第12話 「機械だけのユートピア 4」
ゲート内の情勢は更に酷い有様だった。暴走したロボット達が互いに破壊しあい、中には逃げ惑うロボットもいた。まるで自分が見てきた戦争と同じ様子だった。色彩豊かな建物は、ロボットの手によって次々と形を崩していった。

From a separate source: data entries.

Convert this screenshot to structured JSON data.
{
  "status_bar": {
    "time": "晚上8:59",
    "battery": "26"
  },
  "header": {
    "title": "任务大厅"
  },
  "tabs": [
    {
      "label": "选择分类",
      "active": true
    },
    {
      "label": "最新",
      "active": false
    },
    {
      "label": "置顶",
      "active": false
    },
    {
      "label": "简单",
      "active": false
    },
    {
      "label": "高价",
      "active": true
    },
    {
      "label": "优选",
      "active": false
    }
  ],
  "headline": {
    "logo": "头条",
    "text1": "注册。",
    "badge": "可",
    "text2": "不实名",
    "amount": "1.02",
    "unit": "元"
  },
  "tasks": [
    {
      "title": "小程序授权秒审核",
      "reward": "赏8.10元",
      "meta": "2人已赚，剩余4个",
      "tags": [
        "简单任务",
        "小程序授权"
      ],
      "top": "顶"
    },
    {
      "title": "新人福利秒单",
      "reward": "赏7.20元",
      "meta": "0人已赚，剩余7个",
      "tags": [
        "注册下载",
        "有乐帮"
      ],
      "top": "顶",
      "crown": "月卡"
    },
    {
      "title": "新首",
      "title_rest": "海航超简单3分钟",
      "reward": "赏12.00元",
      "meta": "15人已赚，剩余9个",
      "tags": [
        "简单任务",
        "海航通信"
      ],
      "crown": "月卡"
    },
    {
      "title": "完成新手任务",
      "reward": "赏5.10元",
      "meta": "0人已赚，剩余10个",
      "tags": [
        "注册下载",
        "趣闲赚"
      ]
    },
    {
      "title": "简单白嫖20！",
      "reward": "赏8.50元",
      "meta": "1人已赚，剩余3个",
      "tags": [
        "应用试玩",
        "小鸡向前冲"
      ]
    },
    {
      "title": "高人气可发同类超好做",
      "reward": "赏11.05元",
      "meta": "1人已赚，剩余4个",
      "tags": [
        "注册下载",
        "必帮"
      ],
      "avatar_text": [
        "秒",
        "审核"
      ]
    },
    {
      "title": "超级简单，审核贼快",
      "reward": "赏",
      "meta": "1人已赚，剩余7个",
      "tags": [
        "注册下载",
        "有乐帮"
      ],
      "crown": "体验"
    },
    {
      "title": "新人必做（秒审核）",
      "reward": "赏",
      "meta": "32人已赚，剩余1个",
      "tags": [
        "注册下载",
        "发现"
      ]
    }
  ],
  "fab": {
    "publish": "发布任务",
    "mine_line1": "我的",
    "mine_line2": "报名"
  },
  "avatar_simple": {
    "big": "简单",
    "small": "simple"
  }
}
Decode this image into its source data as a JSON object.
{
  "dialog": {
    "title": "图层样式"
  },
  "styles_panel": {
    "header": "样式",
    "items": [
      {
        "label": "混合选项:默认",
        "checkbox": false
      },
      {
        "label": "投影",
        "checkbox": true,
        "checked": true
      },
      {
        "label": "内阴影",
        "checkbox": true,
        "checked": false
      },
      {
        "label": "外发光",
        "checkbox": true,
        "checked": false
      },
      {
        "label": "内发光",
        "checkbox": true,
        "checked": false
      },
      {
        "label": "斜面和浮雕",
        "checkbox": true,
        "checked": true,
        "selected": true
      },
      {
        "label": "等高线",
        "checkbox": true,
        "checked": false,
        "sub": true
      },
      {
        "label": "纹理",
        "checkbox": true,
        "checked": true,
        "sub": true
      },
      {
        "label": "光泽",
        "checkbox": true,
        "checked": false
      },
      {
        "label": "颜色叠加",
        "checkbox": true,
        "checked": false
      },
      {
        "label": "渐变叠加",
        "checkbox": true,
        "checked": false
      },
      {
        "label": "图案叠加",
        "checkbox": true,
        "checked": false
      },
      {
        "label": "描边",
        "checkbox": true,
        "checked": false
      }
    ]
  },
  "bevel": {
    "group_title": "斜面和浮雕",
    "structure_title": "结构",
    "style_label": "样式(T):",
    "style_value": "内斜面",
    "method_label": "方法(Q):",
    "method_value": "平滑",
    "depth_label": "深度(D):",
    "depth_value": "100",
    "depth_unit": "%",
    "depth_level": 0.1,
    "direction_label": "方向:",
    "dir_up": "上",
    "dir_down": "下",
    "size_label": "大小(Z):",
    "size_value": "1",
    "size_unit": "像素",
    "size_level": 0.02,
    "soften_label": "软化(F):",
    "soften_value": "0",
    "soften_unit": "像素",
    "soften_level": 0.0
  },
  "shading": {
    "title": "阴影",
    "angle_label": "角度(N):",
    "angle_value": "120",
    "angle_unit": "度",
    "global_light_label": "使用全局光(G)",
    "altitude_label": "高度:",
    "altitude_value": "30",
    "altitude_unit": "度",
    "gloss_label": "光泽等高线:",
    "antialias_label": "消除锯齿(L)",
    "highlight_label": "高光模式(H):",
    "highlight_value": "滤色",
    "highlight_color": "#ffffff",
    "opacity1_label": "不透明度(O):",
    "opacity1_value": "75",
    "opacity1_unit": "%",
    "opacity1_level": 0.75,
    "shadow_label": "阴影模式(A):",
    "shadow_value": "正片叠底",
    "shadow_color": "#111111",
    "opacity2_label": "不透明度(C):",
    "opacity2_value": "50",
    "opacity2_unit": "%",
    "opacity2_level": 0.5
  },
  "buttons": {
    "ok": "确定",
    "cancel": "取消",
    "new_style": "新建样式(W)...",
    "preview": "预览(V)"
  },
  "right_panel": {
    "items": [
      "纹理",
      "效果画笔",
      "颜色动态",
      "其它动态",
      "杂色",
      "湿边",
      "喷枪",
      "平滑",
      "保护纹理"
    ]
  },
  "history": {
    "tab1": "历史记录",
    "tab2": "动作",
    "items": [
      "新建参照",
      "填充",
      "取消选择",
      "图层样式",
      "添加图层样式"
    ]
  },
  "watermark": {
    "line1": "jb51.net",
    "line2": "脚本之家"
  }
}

ネオは光線銃で一体一体確実にロボットを仕留めていく。しかし、あまりにも数が多かった。先程映像で見た赤いゲート付近まで行くと、キュゥ郎の姿を見つけた。ネオは駆け寄った。
「キュゥ郎!無事か」
「ああ!ネオさん。良かったデス。私のせいでおかしな事に……。この罪は体で償いマス!」
「今そんな事言ってる場合じゃねェだろ。お前はいいからリックとルウの所に行ってこい。まだ正門ゲート付近に居るはずだ」
「でもネオさんを置いていけません」
「俺は大丈夫だ。ロッドを探さなきゃならねェ。お前はリックとルウを守ってくれ。分かったな?」
「ハイ、マスター……!じゃなかった。ネオさん」
キュゥ郎が正門ゲートへ向かうのを見送ると、ネオは前方から近づいてくるロボットに光線銃を撃った。気を取られている間に、後方から他のロボットに羽交い締めをされてしまう。必至にもがいてもロボットの力にはかなわない。
「おい、離せ!この機械野郎ーー」
絶対絶命の状況に、ネオはぐっと歯を食いしばる。
光線銃を持つ腕を何とか上げようと試みるも、それすら難しかった。
だが、そうこうしているうちに一筋の光線がロボットの額を貫いた。解放されたネオは振り向いて顔を確認しようとしたが、人間の姿は見当たらなかった。
そこで音声通信が耳に流れてきた。
「そっちの様子はどうだ?」
「粗方片付けた。だが、記憶チップは回収出来ていない」
喋っているのはルウだった。
「データが破損するのか?」
「ああ。取り除くには、ロボットの機能をそのままにしておく必要がある」
「破壊したらダメって事か……」
「そっちの状況は?」
「えらい数だ。このままじゃ……。っ!」
ネオは目を疑った。ロボットの郡の隙間から、スローモーションで目が合った。黒い外殻は、昔の面影を残していなかったが、その瞳の無機質な冷たさは知っている。
「どうかしたか、ネオ」
「まさか」
通信を切ると、ネオは直ぐにその行方を目で追った。黒い影は既に、遠くの方へ離れていた。ロボットの間をぬって急いでネオは走った。